12.19.2025 – eucatastrophe

eucatastrophe
resolution of events
a happy ending

Eucatastrophe.

In the opinion piece, Why I Keep Returning to Middle-Earth By Michael D.C. Drout, in today’s New York Times, Dr. Drout writes:

In 1939, when he was beginning work on “The Lord of the Rings” in earnest, Tolkien gave a lecture, “On Fairy-Stories,” in which he argued that fantasy can be an escape from sorrow, even a source of joy, through what he called “eucatastrophe,” the sudden, unexpected turn that results in a happy ending.
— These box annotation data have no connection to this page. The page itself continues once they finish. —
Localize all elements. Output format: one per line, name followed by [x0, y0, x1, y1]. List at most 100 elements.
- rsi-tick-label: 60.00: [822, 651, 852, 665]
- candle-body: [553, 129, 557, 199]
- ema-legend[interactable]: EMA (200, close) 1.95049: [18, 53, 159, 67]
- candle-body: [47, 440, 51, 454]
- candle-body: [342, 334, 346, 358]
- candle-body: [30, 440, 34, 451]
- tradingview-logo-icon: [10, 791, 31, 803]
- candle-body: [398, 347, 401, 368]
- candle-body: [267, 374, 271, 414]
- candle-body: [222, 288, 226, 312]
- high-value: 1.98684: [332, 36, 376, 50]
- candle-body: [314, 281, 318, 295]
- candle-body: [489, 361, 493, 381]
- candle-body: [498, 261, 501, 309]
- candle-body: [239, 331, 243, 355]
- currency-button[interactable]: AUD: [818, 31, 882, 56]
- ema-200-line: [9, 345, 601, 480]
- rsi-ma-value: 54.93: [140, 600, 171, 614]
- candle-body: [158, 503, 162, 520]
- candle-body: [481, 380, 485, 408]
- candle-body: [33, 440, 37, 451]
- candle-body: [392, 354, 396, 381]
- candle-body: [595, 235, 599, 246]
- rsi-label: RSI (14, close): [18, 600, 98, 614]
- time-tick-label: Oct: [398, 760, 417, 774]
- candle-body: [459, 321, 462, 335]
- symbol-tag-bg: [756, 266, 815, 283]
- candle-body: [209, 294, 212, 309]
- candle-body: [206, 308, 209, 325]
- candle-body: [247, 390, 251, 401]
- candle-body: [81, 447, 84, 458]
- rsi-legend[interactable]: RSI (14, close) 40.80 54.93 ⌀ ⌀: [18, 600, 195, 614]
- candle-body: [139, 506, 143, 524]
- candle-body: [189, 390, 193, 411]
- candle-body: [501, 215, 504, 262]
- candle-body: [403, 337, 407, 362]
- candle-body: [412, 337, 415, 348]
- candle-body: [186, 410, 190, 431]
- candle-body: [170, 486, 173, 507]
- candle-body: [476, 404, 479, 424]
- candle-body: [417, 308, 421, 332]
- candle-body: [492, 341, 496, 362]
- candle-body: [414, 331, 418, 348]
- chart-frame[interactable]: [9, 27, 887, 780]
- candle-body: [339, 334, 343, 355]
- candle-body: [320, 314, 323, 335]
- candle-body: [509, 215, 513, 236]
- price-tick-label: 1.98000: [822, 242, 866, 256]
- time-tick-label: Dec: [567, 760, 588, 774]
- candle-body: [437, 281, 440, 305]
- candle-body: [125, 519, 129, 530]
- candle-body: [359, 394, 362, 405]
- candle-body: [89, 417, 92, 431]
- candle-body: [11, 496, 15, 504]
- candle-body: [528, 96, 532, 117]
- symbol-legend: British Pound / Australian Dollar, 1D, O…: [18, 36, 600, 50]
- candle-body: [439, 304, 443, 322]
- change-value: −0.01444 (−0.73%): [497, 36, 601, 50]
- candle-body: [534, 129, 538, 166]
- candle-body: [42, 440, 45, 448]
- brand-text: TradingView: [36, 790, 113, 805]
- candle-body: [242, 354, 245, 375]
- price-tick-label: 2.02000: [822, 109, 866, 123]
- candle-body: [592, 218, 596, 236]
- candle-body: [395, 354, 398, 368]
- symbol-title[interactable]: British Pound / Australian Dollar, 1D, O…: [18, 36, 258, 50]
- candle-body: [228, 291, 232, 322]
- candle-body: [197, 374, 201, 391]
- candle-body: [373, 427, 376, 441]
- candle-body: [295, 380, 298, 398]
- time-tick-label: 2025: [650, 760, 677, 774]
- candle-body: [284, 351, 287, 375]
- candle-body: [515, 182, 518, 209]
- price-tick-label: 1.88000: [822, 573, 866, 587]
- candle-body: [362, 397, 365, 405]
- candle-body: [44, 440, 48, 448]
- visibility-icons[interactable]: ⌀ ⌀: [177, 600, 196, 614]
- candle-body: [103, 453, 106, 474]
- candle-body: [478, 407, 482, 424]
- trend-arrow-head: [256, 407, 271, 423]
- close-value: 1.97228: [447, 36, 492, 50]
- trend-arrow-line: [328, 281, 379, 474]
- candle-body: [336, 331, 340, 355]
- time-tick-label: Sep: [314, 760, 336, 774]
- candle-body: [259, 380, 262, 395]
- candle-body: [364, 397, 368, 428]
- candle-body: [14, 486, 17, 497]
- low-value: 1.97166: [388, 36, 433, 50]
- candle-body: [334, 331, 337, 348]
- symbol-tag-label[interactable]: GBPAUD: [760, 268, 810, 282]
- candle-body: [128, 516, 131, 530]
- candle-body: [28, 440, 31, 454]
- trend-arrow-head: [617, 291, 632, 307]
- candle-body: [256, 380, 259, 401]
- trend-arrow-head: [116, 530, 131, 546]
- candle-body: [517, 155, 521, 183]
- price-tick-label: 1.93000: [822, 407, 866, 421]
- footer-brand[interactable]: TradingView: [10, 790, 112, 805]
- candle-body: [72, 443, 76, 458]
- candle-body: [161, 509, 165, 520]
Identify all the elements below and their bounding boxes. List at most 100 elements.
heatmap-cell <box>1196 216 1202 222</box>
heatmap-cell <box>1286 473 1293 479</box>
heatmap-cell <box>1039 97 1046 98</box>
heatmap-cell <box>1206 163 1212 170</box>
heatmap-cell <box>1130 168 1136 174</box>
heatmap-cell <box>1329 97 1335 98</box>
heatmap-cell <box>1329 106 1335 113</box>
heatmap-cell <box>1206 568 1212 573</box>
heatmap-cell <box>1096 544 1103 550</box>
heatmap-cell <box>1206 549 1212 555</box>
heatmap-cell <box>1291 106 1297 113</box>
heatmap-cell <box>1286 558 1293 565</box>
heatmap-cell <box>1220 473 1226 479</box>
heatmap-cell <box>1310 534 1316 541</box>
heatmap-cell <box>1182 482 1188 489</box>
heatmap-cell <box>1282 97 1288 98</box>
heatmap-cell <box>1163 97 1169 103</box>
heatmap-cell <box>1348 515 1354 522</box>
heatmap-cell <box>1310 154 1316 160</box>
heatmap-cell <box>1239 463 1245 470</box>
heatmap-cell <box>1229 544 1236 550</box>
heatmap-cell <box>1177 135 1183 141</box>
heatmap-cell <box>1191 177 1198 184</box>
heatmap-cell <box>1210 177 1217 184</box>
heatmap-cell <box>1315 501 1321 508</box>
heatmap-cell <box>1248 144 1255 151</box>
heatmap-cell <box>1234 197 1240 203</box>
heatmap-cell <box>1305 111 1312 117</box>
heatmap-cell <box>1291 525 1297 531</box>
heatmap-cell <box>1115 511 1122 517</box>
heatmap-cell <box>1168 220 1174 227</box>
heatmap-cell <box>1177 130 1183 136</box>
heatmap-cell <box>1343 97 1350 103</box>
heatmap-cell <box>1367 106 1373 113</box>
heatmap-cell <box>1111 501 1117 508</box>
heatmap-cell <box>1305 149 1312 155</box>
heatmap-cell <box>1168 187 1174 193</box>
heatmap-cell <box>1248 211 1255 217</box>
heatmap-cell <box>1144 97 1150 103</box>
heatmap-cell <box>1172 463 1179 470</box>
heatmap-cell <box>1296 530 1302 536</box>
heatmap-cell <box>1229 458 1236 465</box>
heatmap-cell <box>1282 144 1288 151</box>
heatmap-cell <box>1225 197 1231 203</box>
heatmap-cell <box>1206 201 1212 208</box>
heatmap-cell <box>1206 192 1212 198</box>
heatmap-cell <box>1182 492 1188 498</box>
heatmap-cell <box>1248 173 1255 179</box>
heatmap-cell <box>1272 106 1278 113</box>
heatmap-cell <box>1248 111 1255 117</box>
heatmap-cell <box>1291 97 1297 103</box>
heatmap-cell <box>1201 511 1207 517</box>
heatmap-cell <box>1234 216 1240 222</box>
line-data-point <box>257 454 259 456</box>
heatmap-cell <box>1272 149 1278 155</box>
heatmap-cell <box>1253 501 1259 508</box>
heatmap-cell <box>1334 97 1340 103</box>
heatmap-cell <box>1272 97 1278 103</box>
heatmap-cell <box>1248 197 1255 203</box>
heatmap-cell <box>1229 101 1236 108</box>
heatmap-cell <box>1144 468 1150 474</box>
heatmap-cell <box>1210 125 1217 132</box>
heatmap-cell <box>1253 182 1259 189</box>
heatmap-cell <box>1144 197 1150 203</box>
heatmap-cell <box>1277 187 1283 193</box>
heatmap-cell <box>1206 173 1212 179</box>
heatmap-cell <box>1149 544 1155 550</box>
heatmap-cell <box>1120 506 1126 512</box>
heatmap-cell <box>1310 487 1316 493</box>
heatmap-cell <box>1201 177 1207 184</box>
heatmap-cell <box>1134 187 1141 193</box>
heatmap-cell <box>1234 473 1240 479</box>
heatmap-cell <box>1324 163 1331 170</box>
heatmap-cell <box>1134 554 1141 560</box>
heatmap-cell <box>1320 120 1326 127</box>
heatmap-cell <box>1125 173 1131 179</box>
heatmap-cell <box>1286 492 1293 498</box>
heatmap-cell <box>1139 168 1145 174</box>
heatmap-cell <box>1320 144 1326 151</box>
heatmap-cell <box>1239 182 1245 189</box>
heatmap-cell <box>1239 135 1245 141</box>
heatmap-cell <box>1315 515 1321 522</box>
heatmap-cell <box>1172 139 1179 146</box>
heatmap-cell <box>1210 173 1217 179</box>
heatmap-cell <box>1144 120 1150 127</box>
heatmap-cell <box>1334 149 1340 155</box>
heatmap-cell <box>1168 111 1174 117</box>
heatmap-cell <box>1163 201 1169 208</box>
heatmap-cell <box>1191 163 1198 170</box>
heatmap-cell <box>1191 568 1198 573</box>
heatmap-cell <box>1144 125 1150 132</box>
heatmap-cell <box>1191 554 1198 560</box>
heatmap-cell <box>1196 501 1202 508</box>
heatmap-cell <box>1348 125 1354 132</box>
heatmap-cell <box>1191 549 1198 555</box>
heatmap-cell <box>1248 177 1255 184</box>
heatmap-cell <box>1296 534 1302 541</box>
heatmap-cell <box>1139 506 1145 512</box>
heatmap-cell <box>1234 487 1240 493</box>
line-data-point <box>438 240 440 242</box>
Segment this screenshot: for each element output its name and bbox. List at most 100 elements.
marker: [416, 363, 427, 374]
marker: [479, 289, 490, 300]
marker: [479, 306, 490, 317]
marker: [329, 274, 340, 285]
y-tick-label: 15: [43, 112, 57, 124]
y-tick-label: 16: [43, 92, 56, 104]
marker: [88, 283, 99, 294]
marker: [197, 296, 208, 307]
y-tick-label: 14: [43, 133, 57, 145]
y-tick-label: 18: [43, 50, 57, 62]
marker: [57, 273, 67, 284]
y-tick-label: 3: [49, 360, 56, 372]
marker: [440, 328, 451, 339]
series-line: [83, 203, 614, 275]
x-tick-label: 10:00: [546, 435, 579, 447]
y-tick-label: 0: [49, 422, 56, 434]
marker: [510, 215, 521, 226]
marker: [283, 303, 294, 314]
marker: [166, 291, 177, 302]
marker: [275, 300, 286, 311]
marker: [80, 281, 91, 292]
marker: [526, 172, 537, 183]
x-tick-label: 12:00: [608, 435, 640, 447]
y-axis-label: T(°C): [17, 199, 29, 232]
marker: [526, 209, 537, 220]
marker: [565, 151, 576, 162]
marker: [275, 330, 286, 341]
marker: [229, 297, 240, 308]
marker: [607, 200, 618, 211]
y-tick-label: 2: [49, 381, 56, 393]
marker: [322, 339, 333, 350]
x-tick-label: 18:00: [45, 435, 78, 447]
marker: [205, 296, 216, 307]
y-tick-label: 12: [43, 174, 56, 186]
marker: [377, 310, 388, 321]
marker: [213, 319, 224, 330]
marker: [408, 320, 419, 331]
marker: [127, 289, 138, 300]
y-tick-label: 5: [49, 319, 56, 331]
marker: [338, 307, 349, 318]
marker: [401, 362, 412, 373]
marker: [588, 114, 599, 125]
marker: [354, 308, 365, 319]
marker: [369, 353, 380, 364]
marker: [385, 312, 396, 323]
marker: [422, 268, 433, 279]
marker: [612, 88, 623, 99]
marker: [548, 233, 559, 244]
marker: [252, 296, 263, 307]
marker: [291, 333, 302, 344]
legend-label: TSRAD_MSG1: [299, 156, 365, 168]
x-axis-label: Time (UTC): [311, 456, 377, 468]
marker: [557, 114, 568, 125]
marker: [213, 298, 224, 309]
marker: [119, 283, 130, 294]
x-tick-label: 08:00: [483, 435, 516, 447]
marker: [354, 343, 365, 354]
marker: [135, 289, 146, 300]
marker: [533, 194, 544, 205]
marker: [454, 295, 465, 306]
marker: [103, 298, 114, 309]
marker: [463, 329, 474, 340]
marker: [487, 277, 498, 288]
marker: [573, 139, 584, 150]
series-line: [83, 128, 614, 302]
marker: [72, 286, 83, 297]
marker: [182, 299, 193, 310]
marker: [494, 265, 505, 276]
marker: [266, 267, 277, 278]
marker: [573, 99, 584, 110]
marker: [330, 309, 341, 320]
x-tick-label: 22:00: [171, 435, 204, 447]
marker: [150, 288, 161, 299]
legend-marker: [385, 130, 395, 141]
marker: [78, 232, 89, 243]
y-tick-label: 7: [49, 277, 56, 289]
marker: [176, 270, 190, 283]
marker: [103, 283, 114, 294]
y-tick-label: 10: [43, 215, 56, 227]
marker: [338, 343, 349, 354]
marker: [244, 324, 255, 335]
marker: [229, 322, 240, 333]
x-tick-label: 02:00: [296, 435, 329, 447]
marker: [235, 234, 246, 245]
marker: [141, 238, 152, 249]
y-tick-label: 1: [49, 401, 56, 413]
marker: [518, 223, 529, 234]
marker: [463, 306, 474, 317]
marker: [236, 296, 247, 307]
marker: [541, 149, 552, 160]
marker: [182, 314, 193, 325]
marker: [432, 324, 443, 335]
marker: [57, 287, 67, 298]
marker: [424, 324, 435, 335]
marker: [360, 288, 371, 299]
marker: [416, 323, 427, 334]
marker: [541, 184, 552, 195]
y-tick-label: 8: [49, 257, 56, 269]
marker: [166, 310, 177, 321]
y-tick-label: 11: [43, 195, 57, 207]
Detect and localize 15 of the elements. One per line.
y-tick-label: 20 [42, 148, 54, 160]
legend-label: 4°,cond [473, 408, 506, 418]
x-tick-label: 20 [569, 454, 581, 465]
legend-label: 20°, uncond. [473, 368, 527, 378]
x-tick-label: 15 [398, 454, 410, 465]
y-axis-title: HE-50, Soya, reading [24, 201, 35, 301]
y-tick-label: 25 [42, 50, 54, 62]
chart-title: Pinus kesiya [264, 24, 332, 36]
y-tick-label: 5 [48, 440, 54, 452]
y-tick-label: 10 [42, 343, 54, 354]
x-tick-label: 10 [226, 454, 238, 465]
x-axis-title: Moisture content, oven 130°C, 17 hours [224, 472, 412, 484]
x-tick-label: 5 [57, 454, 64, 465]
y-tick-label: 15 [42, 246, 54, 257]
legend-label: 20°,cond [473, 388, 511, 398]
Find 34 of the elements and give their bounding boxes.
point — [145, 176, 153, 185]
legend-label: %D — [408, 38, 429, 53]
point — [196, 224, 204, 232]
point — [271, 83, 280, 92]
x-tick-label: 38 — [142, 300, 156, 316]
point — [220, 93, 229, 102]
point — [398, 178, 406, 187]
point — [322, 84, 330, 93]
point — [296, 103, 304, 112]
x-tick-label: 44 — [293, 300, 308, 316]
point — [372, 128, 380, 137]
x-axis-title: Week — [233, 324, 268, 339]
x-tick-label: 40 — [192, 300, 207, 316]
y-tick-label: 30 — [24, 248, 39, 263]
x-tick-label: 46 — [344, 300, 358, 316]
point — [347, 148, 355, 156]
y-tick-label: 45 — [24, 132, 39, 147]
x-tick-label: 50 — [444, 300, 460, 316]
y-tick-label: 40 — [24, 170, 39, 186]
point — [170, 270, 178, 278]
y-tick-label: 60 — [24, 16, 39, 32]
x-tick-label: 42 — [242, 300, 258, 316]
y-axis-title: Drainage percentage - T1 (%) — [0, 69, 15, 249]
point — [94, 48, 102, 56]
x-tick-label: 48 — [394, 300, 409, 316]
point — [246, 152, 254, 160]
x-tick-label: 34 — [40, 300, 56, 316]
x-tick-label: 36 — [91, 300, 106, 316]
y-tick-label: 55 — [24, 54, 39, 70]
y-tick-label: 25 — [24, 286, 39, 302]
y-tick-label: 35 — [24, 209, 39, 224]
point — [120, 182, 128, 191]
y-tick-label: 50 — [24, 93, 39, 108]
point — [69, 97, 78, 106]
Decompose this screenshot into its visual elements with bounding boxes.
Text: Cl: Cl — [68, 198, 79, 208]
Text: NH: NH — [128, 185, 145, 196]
According to Wikipedia, “The philologist and fantasy author J. R. R. Tolkien coined the word by affixing the Greek prefix eu, meaning good, to catastrophe, the word traditionally used in classically inspired literary criticism to refer to the “unravelling” or conclusion of a drama’s plot. For Tolkien, the term appears to have had a thematic meaning that went beyond its literal etymological meaning in terms of form. As he defines it in his essay “On Fairy-Stories”, based on a lecture he gave in 1939, eucatastrophe is a fundamental part of his conception of mythopoeia. Though Tolkien’s interest is in myth, it is connected to the gospel; Tolkien, a devout Catholic, calls the Incarnation of Christ the eucatastrophe of “human history” and the Resurrection the eucatastrophe of the Incarnation.”

Eucatastrophe.

The online dictionary defines it as, “a sudden and favorable resolution of events in a story; a happy ending.”

What do I want for Christmas for my Country?

A eucatastrophe!

It’s just what I want and I didn’t even know the word until this morning.

Wipe it clean like the incoming tide.

I want to emerge from my bath, running down the hall yelling eucatastrophe, eucatastrophe!

And this holiday season, may the eucatastrophe be yours!